Mary O’Hagan, programme lead – Like Minds, Like Mine, shares her reflections and experience from the International Initiative for Mental Health Leadership (IIMHL) international exchange, where she learned more about the work done by the Mental Health Commission of Canada (MHCC) to reduce stigma and discrimination.
In 2019, the IIMHL matches were in the United States and Canada, with the Network Meeting in Washington DC. The 2021 IIMHL and IIDL Leadership Exchange will be held across Aotearoa and Australia. The matches will be held across the two countries with the two-day network meeting held in Christchurch at Te Pae Convention Centre. The Mental Health Foundation will likely have a role, perhaps hosting a match on mental health promotion).
I was part of the changing attitudes and preventing stigma and discrimination IIMHL exchange in September 2019 hosted by the Mental Health Commission of Canada.
Participants came from a variety of different backgrounds and represented a range of organisations from Canada, the USA and New Zealand.
Changing Directions, Changing Lives: The Mental Health Strategy for Canada calls on all Canadians to reduce stigma. The MHCC is working to reduce stigma in every area of its work.
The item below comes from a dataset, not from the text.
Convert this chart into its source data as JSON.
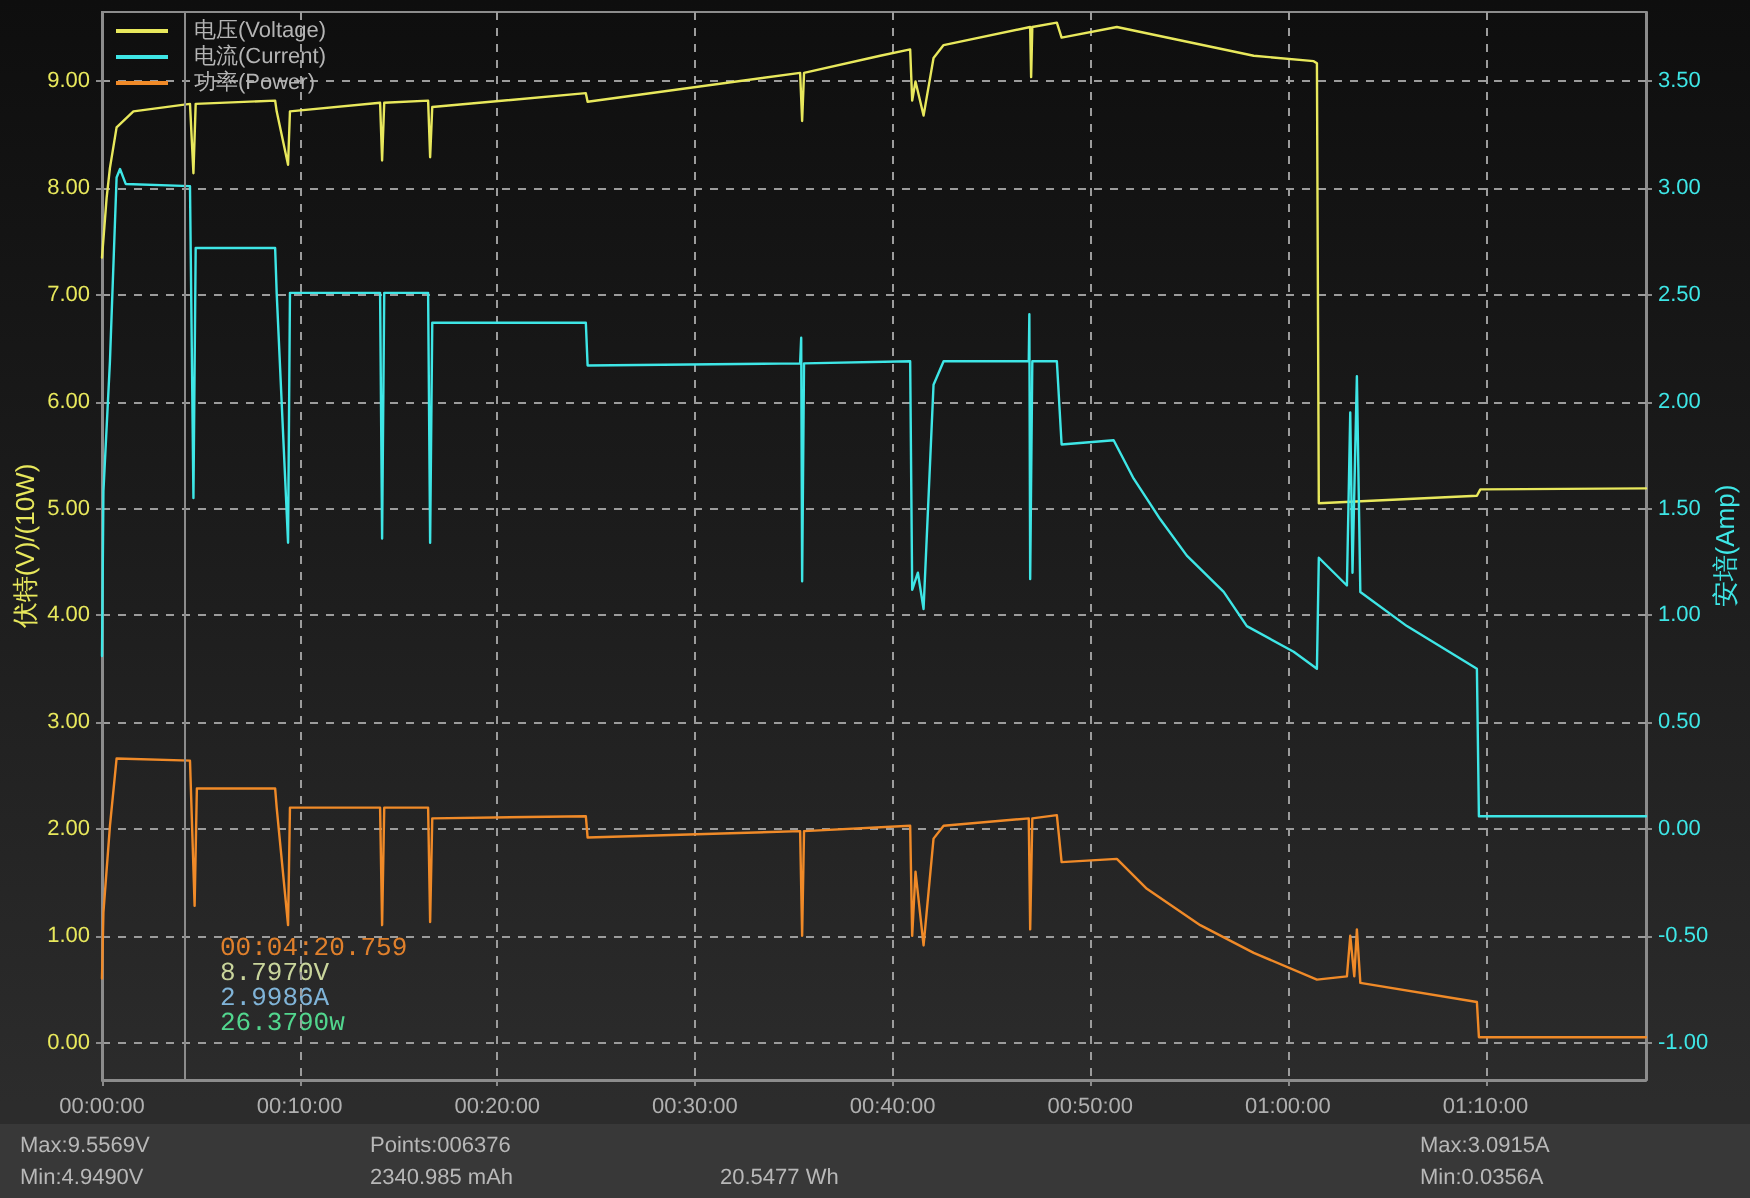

Its Opening Minds initiative, in partnership with some 110 organisations, aims to reduce discrimination by changing negative behaviours and attitudes often associated with mental health problems and mental illnesses.
This match shared some of the latest research and effective, evidence-based approaches for reducing stigma in two key areas: the workplace and healthcare.
Participants heard from researchers who evaluated the programmes and an employer who was an earlier adopter of The Working Mind - an education-based programme designed to promote mental health and reduce the stigma of mental illness in a workplace setting.
The big takeaway for me was evidence that suggests the impact of ‘anti-stigma’ education in primary health is more sustained if practitioners are also given tools to work with people experiencing mental distress.
My presentation was focused on programmes to reduce discrimination in English speaking countries. Challenges include mission drift where programmes often focus on help seeking and help giving rather than inclusion and human rights. The role of lived experience leadership is well established in most programmes.
I also discussed the continuing debate around the stigmatising impact of medical language. I challenged programmes to start to address the elephant in the room – the discrimination inherent in laws that authorise coercion for people with mental distress, which create lower thresholds for coercion than for the rest of the population.